There is also a great story relating to the temple which says that Bishu Moharana was the chief architect of the temple. Although a great artist he was and famous for his stone works, he and his mates could not complete Shikhara or the topping of the temple in the required time.
The King ordered the workers to complete building the temple in time or else to give their lives. Dharmapada, the son of Bishu Moharana, reached at that point and finished the temple. To save the King’s question about how the temple was finished and the lives of the workers and his father, Dharmapada jumped into the Chandrabhaga river nearby.
A folklore states that a diamond was present in the centre of the idol reflected the sun rays that passed through it. In 1627, the then Raja of Khurda took the Sun idol from Konark to the Jagannath temple in Puri. The Sun temple belongs to the Kalingan school of Indian temple architecture.
The Architecture And Building Style
The style of Konark Temple is a combined form of both Kalinga Architecture and Nagara style temple building. Konark is the word which literally means ‘Angle’ Or Kona and ‘Sun’ or Arka. The temple was built in an angular form while the main deity of the temple is The Sun. The Konark temple stands unique in its style and architecture. The temple has a good name in the World as well.
The material of the Konark temple is stone. It is in the form of a colossal chariot with twelve pairs of lavishly-ornamented wheels, drawn by seven richly-caparisoned, galloping horses. The wheels have been carved against the sides of the “chariot”. .
The conception of this temple in the form of a chariot has mainly to do with Hindu beliefs regarding Surya that he is usually found on a chariot pulled by seven horses. Thus, the depiction of a chariot invariably became part of any artistic creation related to the sun god in India. The 12 pairs of wheels represent the 12 months of the year.
Once The Sun Temple was a major pilgrimage site of Odisha. Having a large complex and the intricate features of the premises of the temple fetched a number of tourists. Famous Chinese Monk Huen Tsang also travelled to Konark during 8th Century CE. At that time, Konark was a centre of Buddhism.
Causes of Destruction of The Temple
There are only legends behind the destruction of the temple. But no definite cause is there that reveals the real cause. Some say the temple got damaged due to natural causes and some explain the Muslim invasion of the temple causing massive destruction. The temple is believed to be destroyed between the 15th and 17th centuries.

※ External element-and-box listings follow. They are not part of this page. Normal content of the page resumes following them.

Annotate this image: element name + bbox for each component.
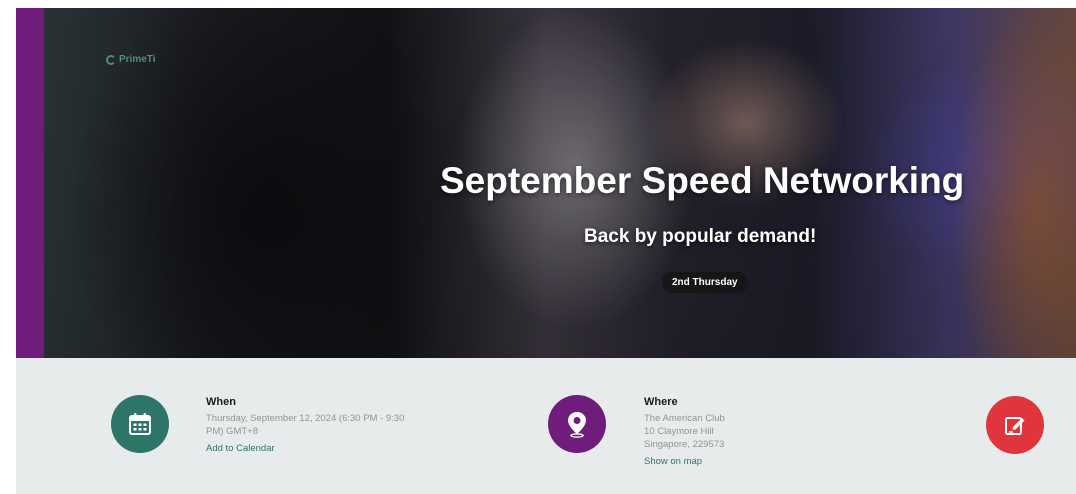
where-section: Where The American Club 10 Claymore Hill… — [644, 396, 844, 469]
event-page: PrimeTi September Speed Networking Back … — [0, 0, 1076, 494]
brand-text: PrimeTi — [119, 54, 156, 65]
where-heading: Where — [644, 396, 678, 408]
when-heading: When — [206, 396, 236, 408]
where-icon-circle — [548, 395, 606, 453]
schedule-badge: 2nd Thursday — [662, 272, 748, 293]
venue-street: 10 Claymore Hill — [644, 426, 714, 437]
brand-mark-icon — [106, 54, 116, 65]
hero-accent-bar — [16, 8, 44, 358]
calendar-icon — [129, 413, 151, 435]
register-button[interactable] — [986, 396, 1044, 454]
venue-name: The American Club — [644, 413, 725, 424]
edit-form-icon — [1005, 417, 1025, 435]
event-title: September Speed Networking — [440, 160, 965, 201]
event-subtitle: Back by popular demand! — [584, 226, 817, 247]
event-info-bar: When Thursday, September 12, 2024 (6:30 … — [16, 358, 1076, 494]
hero-banner: PrimeTi September Speed Networking Back … — [16, 8, 1076, 358]
when-date-line-1: Thursday, September 12, 2024 (6:30 PM - … — [206, 413, 405, 424]
show-on-map-link[interactable]: Show on map — [644, 455, 702, 468]
venue-city: Singapore, 229573 — [644, 439, 725, 450]
brand-logo: PrimeTi — [106, 54, 156, 65]
when-icon-circle — [111, 395, 169, 453]
add-to-calendar-link[interactable]: Add to Calendar — [206, 442, 275, 455]
location-pin-icon — [568, 412, 586, 438]
when-section: When Thursday, September 12, 2024 (6:30 … — [206, 396, 436, 456]
when-date-line-2: PM) GMT+8 — [206, 426, 258, 437]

Legend has it that the temple was held together with a huge magnet. Ships were forbidden to get close to Konark’s shore, lest the iron nails holding the planks together got pulled out by the magnet. It is said that Muslim invaders removed the magnet from the temple, causing the structure to fall into itself.
How to Reach
By road: There are tour buses and taxis available at capital city Bhubaneshwar that take you to Konark on a 60km ride.

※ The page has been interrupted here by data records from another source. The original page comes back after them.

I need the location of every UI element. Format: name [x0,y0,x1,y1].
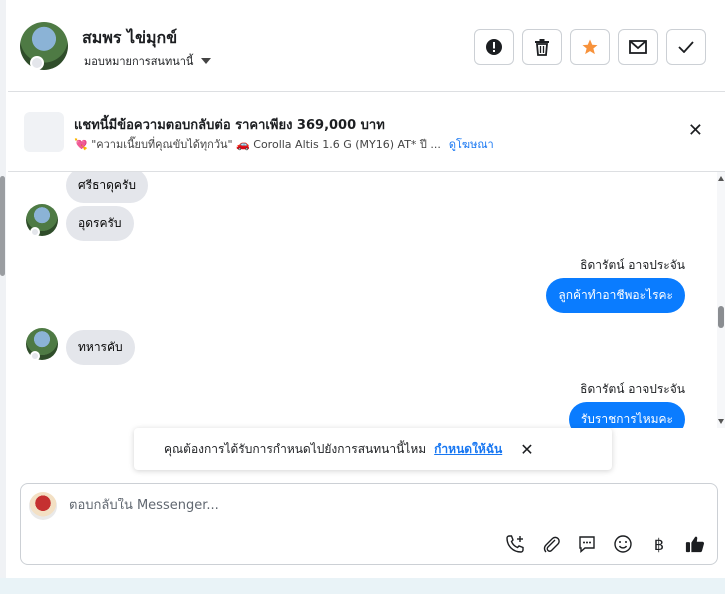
banner-subtitle: 💘 "ความเนี๊ยบที่คุณขับได้ทุกวัน" 🚗 Corol… [74,135,494,153]
left-scrollbar[interactable] [0,0,6,580]
messenger-badge-icon [30,351,40,361]
conversation-header: สมพร ไข่มุกข์ มอบหมายการสนทนานี้ [8,2,725,92]
saved-replies-button[interactable] [577,534,597,554]
sender-name: ธิดารัตน์ อาจประจัน [580,382,685,396]
caret-down-icon [201,58,212,64]
page-avatar [29,492,57,520]
emoji-button[interactable] [613,534,633,554]
delete-button[interactable] [522,29,562,65]
messenger-badge-icon [30,56,44,70]
chat-scrollbar[interactable] [717,172,725,428]
baht-icon: ฿ [653,534,665,554]
banner-title: แชทนี้มีข้อความตอบกลับต่อ ราคาเพียง 369,… [74,118,385,133]
thumbs-up-icon [685,536,705,553]
phone-plus-icon [506,535,524,553]
reply-input[interactable] [69,498,669,513]
assign-label: มอบหมายการสนทนานี้ [84,55,194,68]
left-scrollbar-thumb[interactable] [0,176,5,276]
mark-done-button[interactable] [666,29,706,65]
checkmark-icon [678,41,694,53]
contact-name[interactable]: สมพร ไข่มุกข์ [82,26,177,51]
contact-avatar-small [26,204,58,237]
spam-button[interactable] [474,29,514,65]
chat-scrollbar-thumb[interactable] [718,306,724,328]
chat-bubble-icon [579,536,595,554]
star-button[interactable] [570,29,610,65]
sender-name: ธิดารัตน์ อาจประจัน [580,258,685,272]
incoming-message: ศรีธาดุครับ [66,172,149,203]
assign-prompt: คุณต้องการได้รับการกำหนดไปยังการสนทนานี้… [134,428,612,470]
contact-avatar-small [26,328,58,361]
exclamation-icon [486,39,502,55]
assign-to-me-link[interactable]: กำหนดให้ฉัน [434,440,502,459]
view-ad-link[interactable]: ดูโฆษณา [449,138,494,151]
attach-button[interactable] [541,534,561,554]
messenger-badge-icon [30,227,40,237]
incoming-message: อุดรครับ [66,206,134,241]
footer-strip [0,578,725,594]
add-call-button[interactable] [505,534,525,554]
message-thread[interactable]: ศรีธาดุครับ อุดรครับ ธิดารัตน์ อาจประจัน… [8,172,717,428]
header-actions [474,29,706,65]
mark-unread-button[interactable] [618,29,658,65]
scroll-down-icon[interactable] [718,419,724,424]
assign-prompt-text: คุณต้องการได้รับการกำหนดไปยังการสนทนานี้… [164,441,427,456]
contact-avatar[interactable] [20,22,68,70]
outgoing-message: ลูกค้าทำอาชีพอะไรคะ [546,278,685,313]
scroll-up-icon[interactable] [718,176,724,181]
star-icon [582,39,598,55]
assign-dropdown[interactable]: มอบหมายการสนทนานี้ [84,52,212,70]
paperclip-icon [543,536,560,553]
close-icon[interactable]: ✕ [688,120,703,141]
composer-tools: ฿ [505,534,705,554]
trash-icon [535,39,549,56]
close-icon[interactable]: ✕ [520,440,533,459]
smiley-icon [614,535,632,553]
ad-thumbnail [24,112,64,152]
ad-description: 💘 "ความเนี๊ยบที่คุณขับได้ทุกวัน" 🚗 Corol… [74,138,441,151]
envelope-icon [629,40,647,54]
incoming-message: ทหารคับ [66,330,135,365]
outgoing-message: รับราชการไหมคะ [568,402,685,428]
ad-context-banner: แชทนี้มีข้อความตอบกลับต่อ ราคาเพียง 369,… [8,92,725,172]
like-button[interactable] [685,534,705,554]
payment-button[interactable]: ฿ [649,534,669,554]
reply-composer: ฿ [20,483,718,565]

By rail: The nearest railway station is Puri, about 35km from Konark. You can hire taxi services for the rest of the way.
By air: The nearest airport is at Bhubaneshwar.
The temple that exists today was partially restored by the conservation efforts of British India-era archaeological teams. The Sun temple was declared a UNESCO world heritage site in 1984. Pilgrims and tourists visit in a large number to this place round the year. Mostly, in the month of February, people gather here during the Chandrabhaga Mela, a fair arranged for the public.